Wer keine Neonazis zu Gast haben will, braucht Unterstützung

Nicht selten werden Gastwirte überrascht, dass rechtsextreme Gäste ihre Lokalitäten anmieten und für ihre Zwecke missbrauchen. Immer mehr der Gastwirte in ganz Deutschland wehren sich zunehmend gegen Rechtsextremisten in ihren Räumlichkeiten, sind aber auch oftmals überfordert. Im Kampf gegen Rechts brauchen sie daher mehr Unterstützung. So fordert es die SPD in einem Antrag.

Immer wieder kommt es in Gastwirtschaften in Deutschland zu Übergriffen von Neonazis auf Gäste oder Personal. Immer mehr Gastwirte schließen sich daher zusammen und verwehren unter dem Motto „keine Bedienung für Neonazis“ Rechtsextremisten und rechten Gruppierungen Zutritt zu ihren Räumlichkeiten.

Überforderte Gastwirte nicht alleine lassen

Hinzu kommt: Rechtsextremisten oder rechtsextremistische Gruppierungen mieten Veranstaltungsorte und Räumlichkeiten für die Verbreitung ihrer Ideologie oder Rekrutierung neuer Anhänger. Nicht selten unter falschen Angaben: So werden nur auf den ersten Blick  harmlose private Geburtstagsfeiern, Sommer- oder Weihnachtsfeste angemeldet.  Viele Gastwirte sind dann  überrascht, wenn sie sehen, was und wer tatsächlich hinter den Veranstaltungen steckt. Eine Situation die viele überfordert. Es herrschen Unkenntnis und Unwissenheit darüber, wie man rechte Veranstaltungen in den eigenen Räumen, abseits der Anwendung des eigenen Hausrechts, verhindern kann.
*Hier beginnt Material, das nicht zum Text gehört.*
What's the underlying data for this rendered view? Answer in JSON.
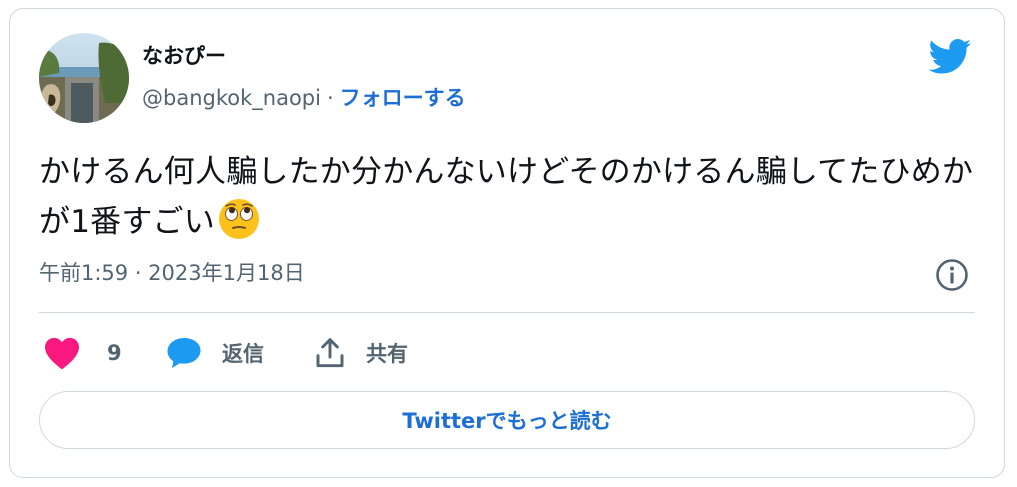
{
  "author": {
    "display_name": "なおぴー",
    "handle": "@bangkok_naopi",
    "separator": "·",
    "follow_label": "フォローする"
  },
  "tweet": {
    "text": "かけるん何人騙したか分かんないけどそのかけるん騙してたひめかが1番すごい",
    "emoji": "face-with-rolling-eyes",
    "timestamp": "午前1:59 · 2023年1月18日"
  },
  "actions": {
    "like_count": "9",
    "reply_label": "返信",
    "share_label": "共有"
  },
  "read_more_label": "Twitterでもっと読む",
  "colors": {
    "accent": "#1d6fd4",
    "twitter_blue": "#1d9bf0",
    "like_pink": "#f91880",
    "secondary_text": "#536471",
    "border": "#cfd9de"
  },
  "icons": [
    "twitter-bird-icon",
    "info-icon",
    "heart-icon",
    "reply-bubble-icon",
    "share-icon",
    "rolling-eyes-emoji"
  ]
}
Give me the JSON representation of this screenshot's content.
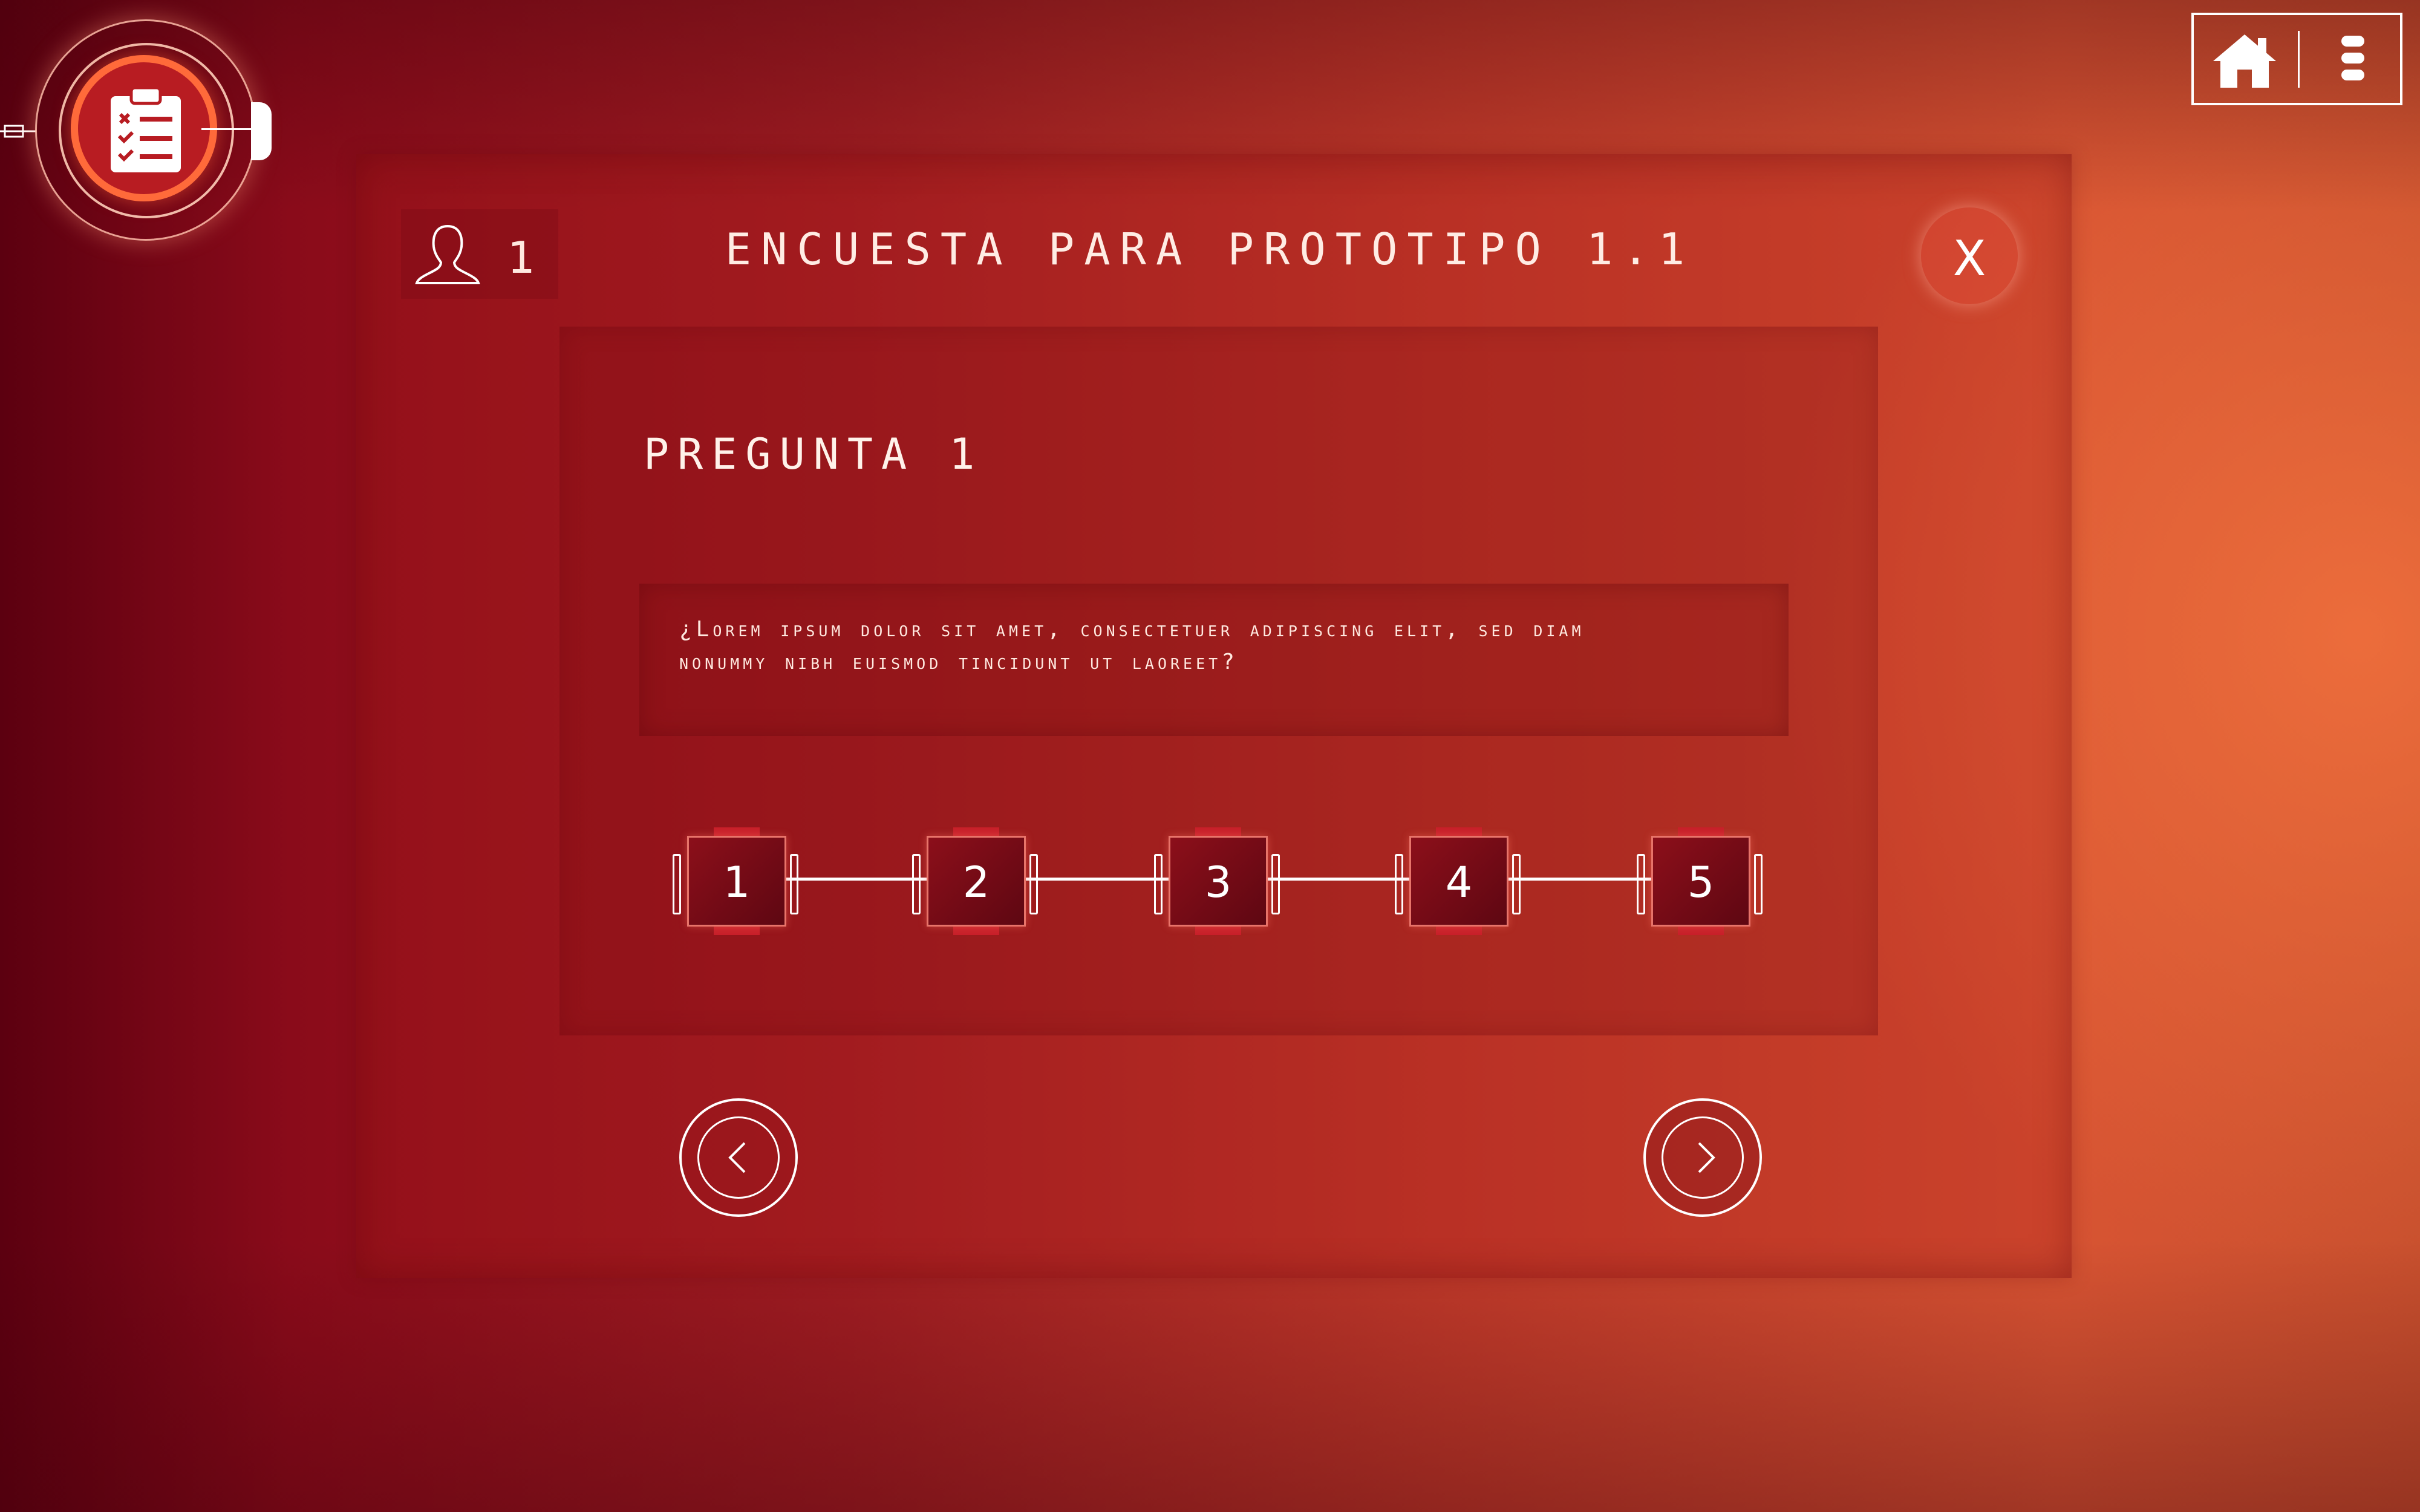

Einzelne Initiativen der betroffenen Branche haben bereits Ratgeber veröffentlich  – sie brauchen aber noch mehr Unterstützung im Kampf gegen  Rechts.
Breite Unterstützung beim Kampf gegen Rechts

Die SPD-Bundestagsfraktion fordert in ihrem Antrag „Mehr Unterstützung für Initiativen gegen Rechts in der Gastwirtschaft“ (Drs. 17/9577)  die Bundesregierung auf, solche Initiativen von Gastwirten gegen Rechtsextremismus bekannt zu machen und diese besser zu unterstützen. Sie sollen dafür im Rahmen der Bundesprogramme „Toleranz fördern – Kompetenz stärken“ und „Zusammenhalt durch Teilhabe“ verstärkt gefördert werden. Wichtig ist, dass alle Akteure in einen kontinuierlichen Dialog treten. Deshalb fordert die Fraktion, dass an einem runden Tisch weitere Handlungsschritte mit Vertretern des Bundes, der Länder und Kommunen, der Gewerkschaften, der Branchenverbände und zivilgesellschaftlichen Akteuren sowie betroffenen Gastwirten erörtert werden. Es bedarf breit aufgestellter Maßnahmen, um den Neonazis keinen Spielraum für die Verbreitung ihrer Ideologie zu geben.